L’interdiction s’applique aux citoyens iraniens qui se trouvent actuellement hors d’Australie – même s’ils disposent d’un visa de visiteur australien pour le tourisme ou le travail.
Les exceptions à l’interdiction incluent les citoyens iraniens déjà en Australie, ceux actuellement en transit vers l’Australie, les conjoints, partenaires de fait ou enfants à charge de citoyens australiens, et ceux qui possèdent un visa permanent.
Des exemptions seront également envisagées au cas par cas, comme pour les parents de citoyens australiens, a indiqué le ministère.
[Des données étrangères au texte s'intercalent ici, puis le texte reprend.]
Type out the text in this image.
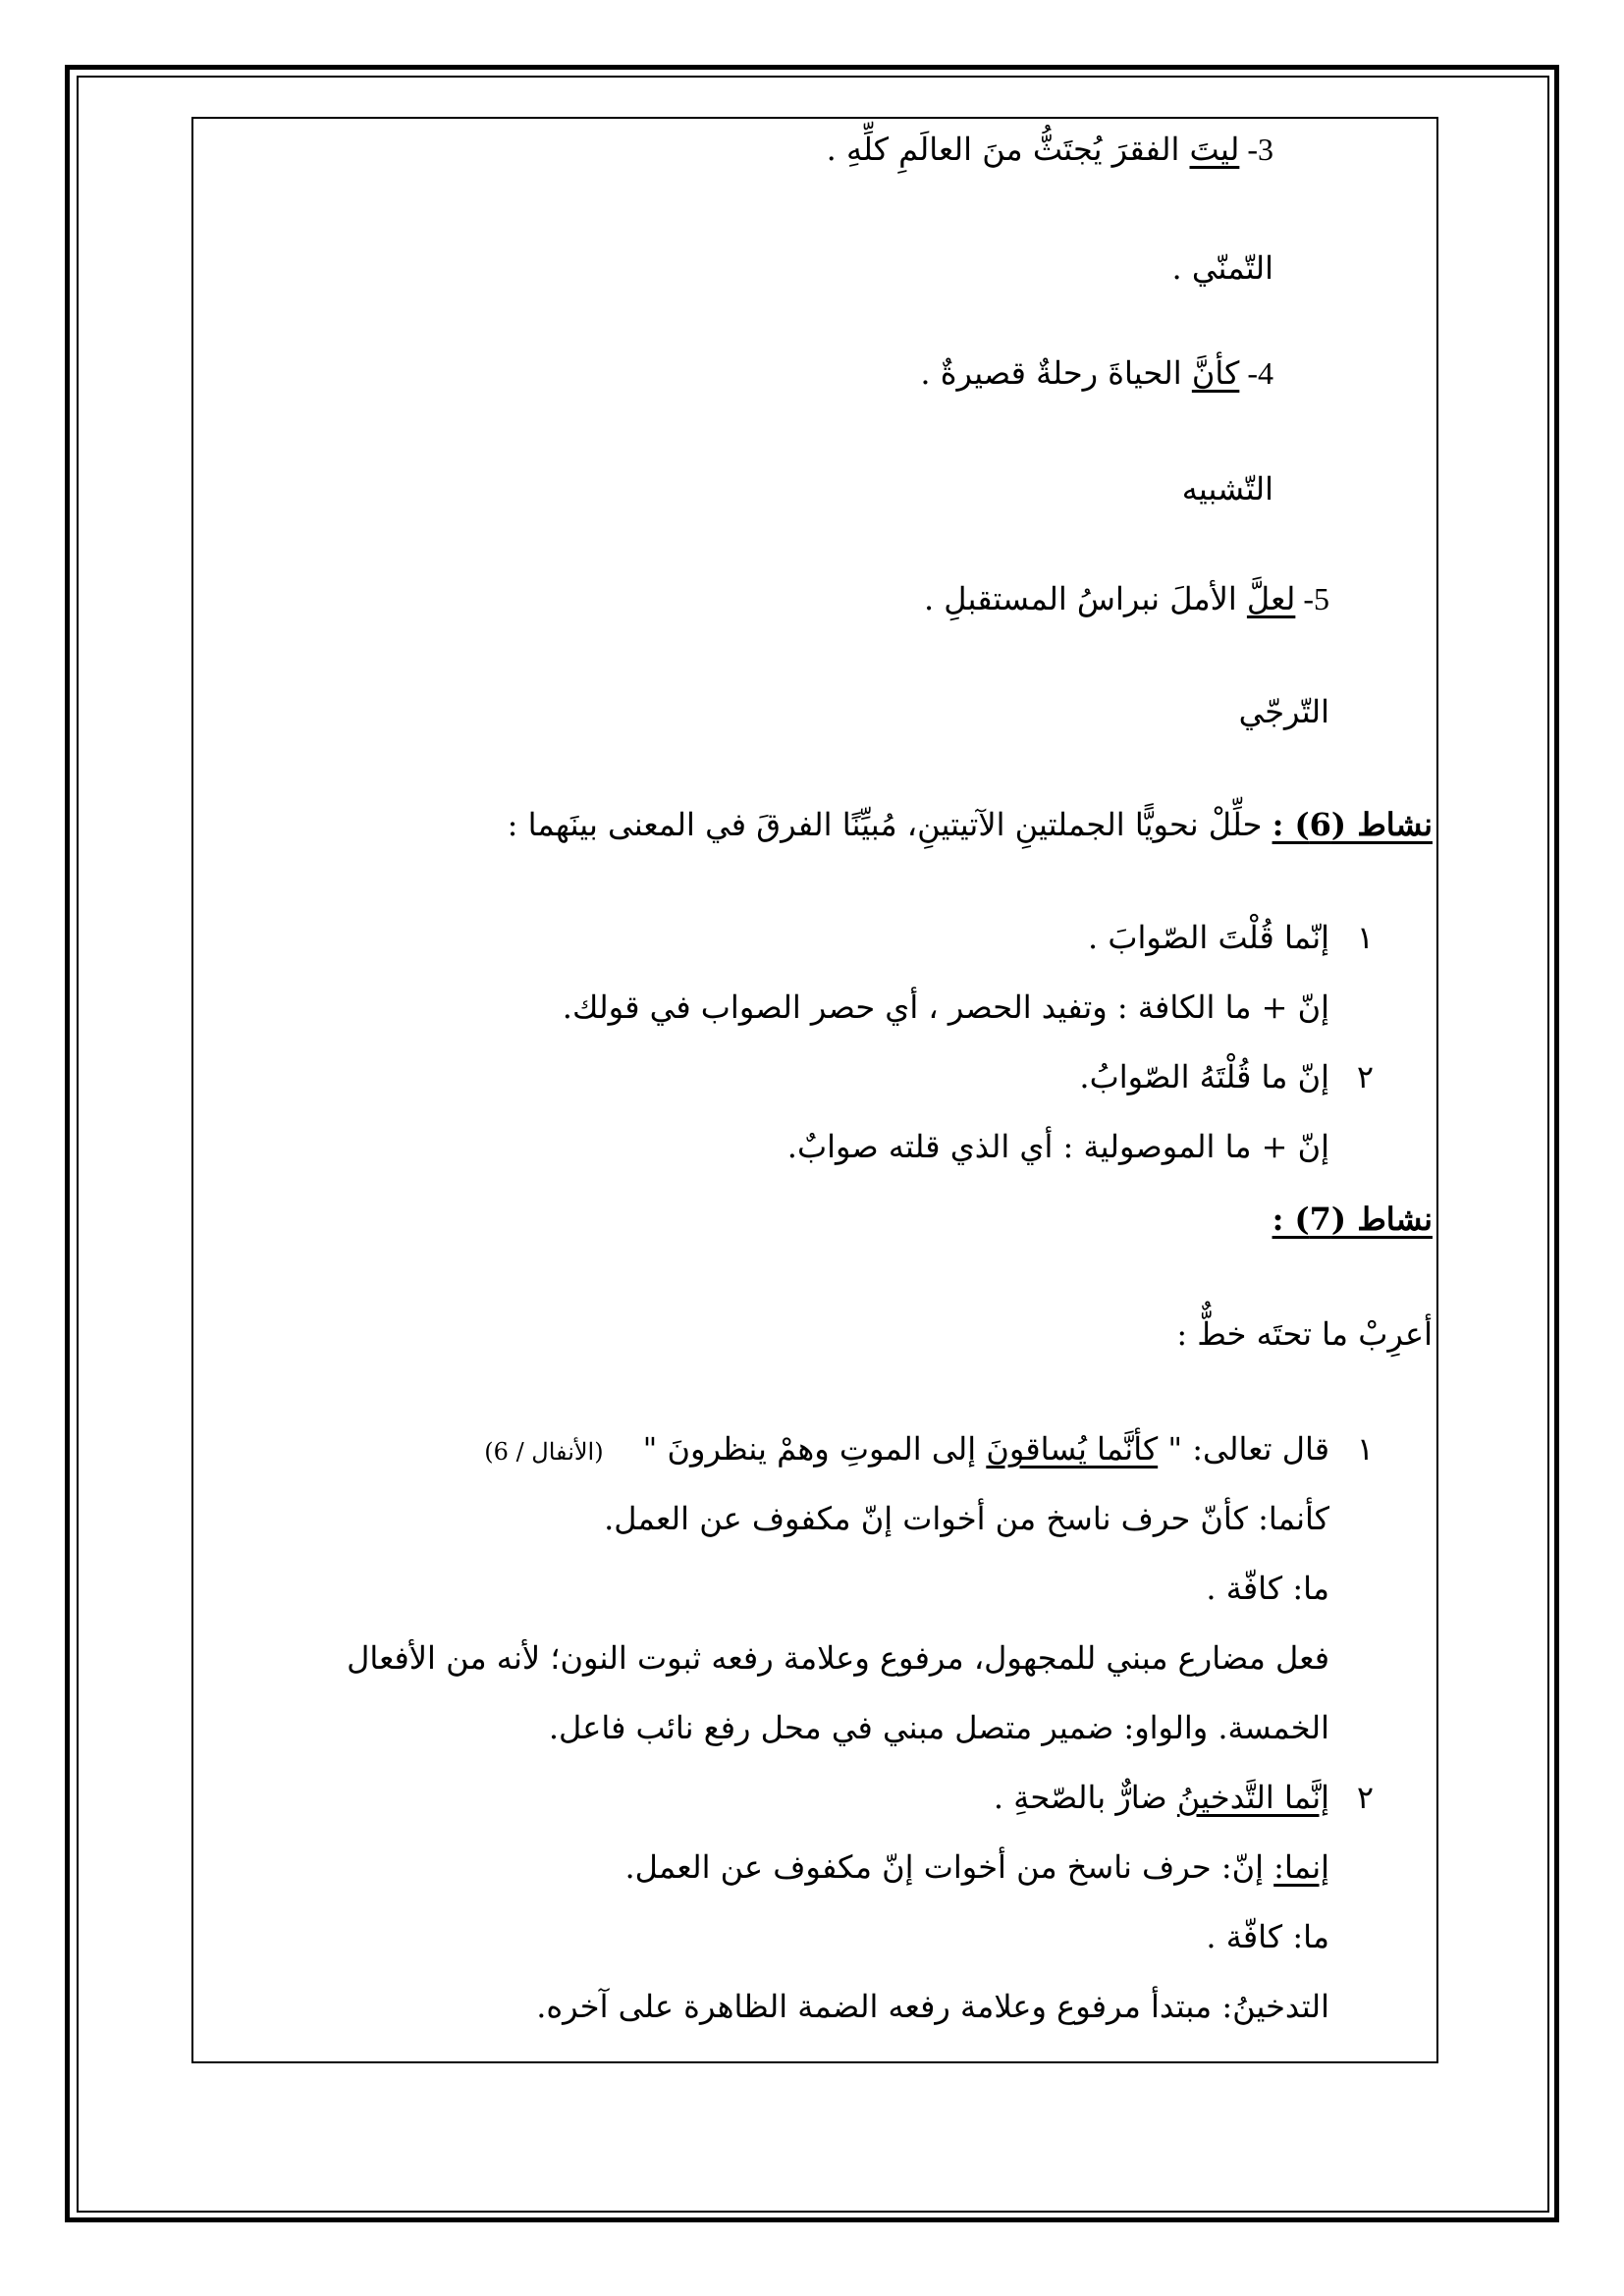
3- ليتَ الفقرَ يُجتَثُّ منَ العالَمِ كلِّهِ .
التّمنّي .
4- كأنَّ الحياةَ رحلةٌ قصيرةٌ .
التّشبيه
5- لعلَّ الأملَ نبراسُ المستقبلِ .
التّرجّي
نشاط (6) : حلِّلْ نحويًّا الجملتينِ الآتيتينِ، مُبيِّنًا الفرقَ في المعنى بينَهما :
١إنّما قُلْتَ الصّوابَ .
إنّ + ما الكافة : وتفيد الحصر ، أي حصر الصواب في قولك.
٢إنّ ما قُلْتَهُ الصّوابُ.
إنّ + ما الموصولية : أي الذي قلته صوابٌ.
نشاط (7) :
أعرِبْ ما تحتَه خطٌّ :
١قال تعالى: " كأنَّما يُساقونَ إلى الموتِ وهمْ ينظرونَ "(الأنفال / 6)
كأنما: كأنّ حرف ناسخ من أخوات إنّ مكفوف عن العمل.
ما: كافّة .
فعل مضارع مبني للمجهول، مرفوع وعلامة رفعه ثبوت النون؛ لأنه من الأفعال
الخمسة. والواو: ضمير متصل مبني في محل رفع نائب فاعل.
٢إنَّما التَّدخينُ ضارٌّ بالصّحةِ .
إنما: إنّ: حرف ناسخ من أخوات إنّ مكفوف عن العمل.
ما: كافّة .
التدخينُ: مبتدأ مرفوع وعلامة رفعه الضمة الظاهرة على آخره.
Le ministre de l’Intérieur, Tony Burke, a déclaré que les décisions concernant les personnes pouvant rester de façon permanente en Australie devraient être prises par le gouvernement et ne devraient pas être la « conséquence aléatoire de la personne qui a réservé des vacances ».
« De nombreux visas de visiteur ont été délivrés avant le conflit en Iran et n’auraient peut-être pas été délivrés s’ils avaient été demandés maintenant », a-t-il déclaré.
Burke a ajouté que le gouvernement surveillait l’évolution de la situation et « ajustera les paramètres si nécessaire pour garantir que le système migratoire australien reste ordonné, juste et durable ».
Le Centre des demandeurs d’asile, basé à Sydney, a déclaré dans un message sur les réseaux sociaux que l’interdiction des visiteurs iraniens était le résultat d’une « nouvelle loi honteuse » adoptée en toute hâte par le parlement australien qui « menace les fondements mêmes du programme australien de protection à terre » pour ceux qui recherchent la sécurité.
« Depuis des années, les hommes politiques soulignent l’importance de rechercher la sécurité par des voies dites légales », a déclaré le groupe.
« Aujourd’hui, face à une crise humanitaire internationale, le gouvernement ferme la porte et bloque un passage essentiel pour les personnes en quête de sécurité aujourd’hui et à l’avenir », a-t-il déclaré.
Plus tôt ce mois-ci, le président américain Donald Trump a appelé le Premier ministre australien Anthony Albanese à accorder l’asile à l’équipe féminine iranienne de football en Australie, craignant que les joueuses ne subissent des répercussions chez elles pour ne pas avoir chanté leur hymne national avant un match de la Coupe d’Asie féminine 2026 dans le Queensland.
Albanese a déclaré plus tard aux journalistes que cinq membres de l’équipe avaient demandé de l’aide et « avaient été localisés en toute sécurité » par les autorités australiennes.
Au total, sept joueurs et officiels ont obtenu l’asile en Australie, même si cinq membres de l’équipe sont ensuite revenus sur leur décision de rester en Australie et ont choisi de rentrer chez eux.
L’équipe iranienne était arrivée en Australie pour participer au tournoi de football avant que les États-Unis et Israël ne lancent leur attaque contre l’Iran le 28 février.
Selon les chiffres du gouvernement australien jusqu’en 2024, plus de 90 000 résidents australiens sont nés en Iran et d’importantes communautés de la diaspora sont présentes dans les grandes villes comme Sydney et Melbourne.